Why do you have to have these? The short answer is because the new law says so. If that is not a good enough reason for you, then you can try to decipher why our legislature passed the new law. Below is an excerpt from the legislative analysis, which is a document that explains the proposed bill and the reason for it. For this bill, it is a five-page analysis. Under the category titled “The Apparent Problem” it says:

“THE APPARENT PROBLEM: Michigan, as well as the entire country, is said to be already in the throes of a physician shortage, and many predict the situation to worsen in coming years. Many believe that one way to improve access to quality care, especially in rural areas where the physician shortage is particularly acute, is to allow increased autonomy to physician's assistants. This legislation is offered to ensure that the Public Health Code more accurately describes the relationship between physician and physician's assistant.” House Fiscal Agency Legislative Analysis for House Bill 5533.
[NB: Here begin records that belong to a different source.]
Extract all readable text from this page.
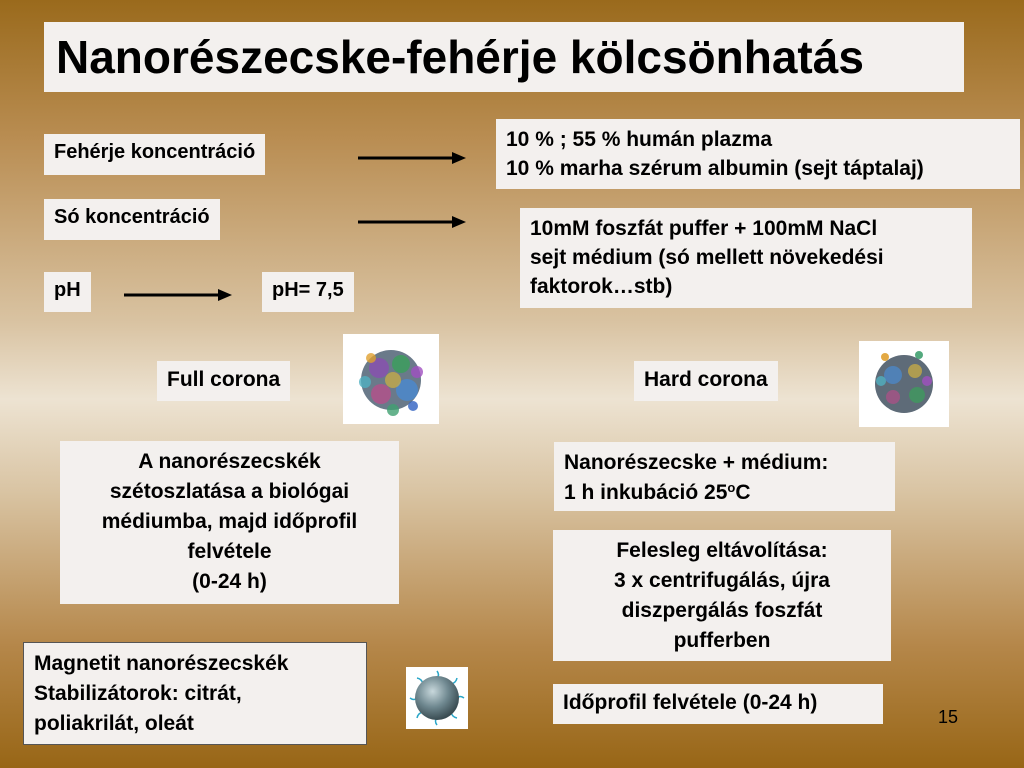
Nanorészecske-fehérje kölcsönhatás
Fehérje koncentráció
10 % ; 55 % humán plazma
10 % marha szérum albumin (sejt táptalaj)
Só koncentráció	10mM foszfát puffer + 100mM NaCl
sejt médium (só mellett növekedési
faktorok…stb)
pH	pH= 7,5
Full corona
A nanorészecskék
szétoszlatása a biológai
médiumba, majd időprofil
felvétele
(0-24 h)
Hard corona
Nanorészecske + médium:
1 h inkubáció 25$^o$C
Felesleg eltávolítása:
3 x centrifugálás, újra
diszpergálás foszfát
pufferben
Időprofil felvétele (0-24 h)
Magnetit nanorészecskék
Stabilizátorok: citrát,
poliakrilát, oleát	15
The new law removes requirements that PAs practice “under the supervision” or “delegation” of a physician. This has been replaced with language that allows the PA to practice in accordance with the terms of their practice agreement. If there are multiple physicians in a practice who work with the PA, the practice can designate one physician to sign the agreement. The PA is not required to have a signed agreement with every physician in the practice. The new law does not place limits on how many PAs one physician can sign agreements with.

Personally, I do not have a strong opinion whether these are a good thing, or if it is simply generating more paper work. Time will tell. There is some frustration surrounding the agreements because there is not a standard form to use. The statute does not provide a lot of details for the agreement or what is expected. This is likely a good thing because no two practices or specialties are alike.

It is worth noting that anytime there is a written document, contract, or agreement that may have to be produced in the event of a lawsuit, you should be concerned from a liability standpoint. While I do not see that the change in law increases or decreases liability, the language in a practice agreement could help you or hurt you in the event of a lawsuit. For this reason, your practice agreement needs to be carefully and accurately drafted.

While this article cannot address all of the changes in the law, the basic minimum requirements for a practice agreement are as follows:

  1. A process for communication, availability, and decision making between the physician and PA

  2. A protocol for designating an alternative physician when the participating physician is not available.

  3. The signature of the PA and the participating physician.

  4. A termination provision that requires 30 days’ notice prior to terminating the agreement.

  5. The duties and responsibilities of the PA and physician.

  6. A requirement that the physician verify the PA’s credentials.

The practice agreement does not have to be filed with the state, but it must be available for inspection.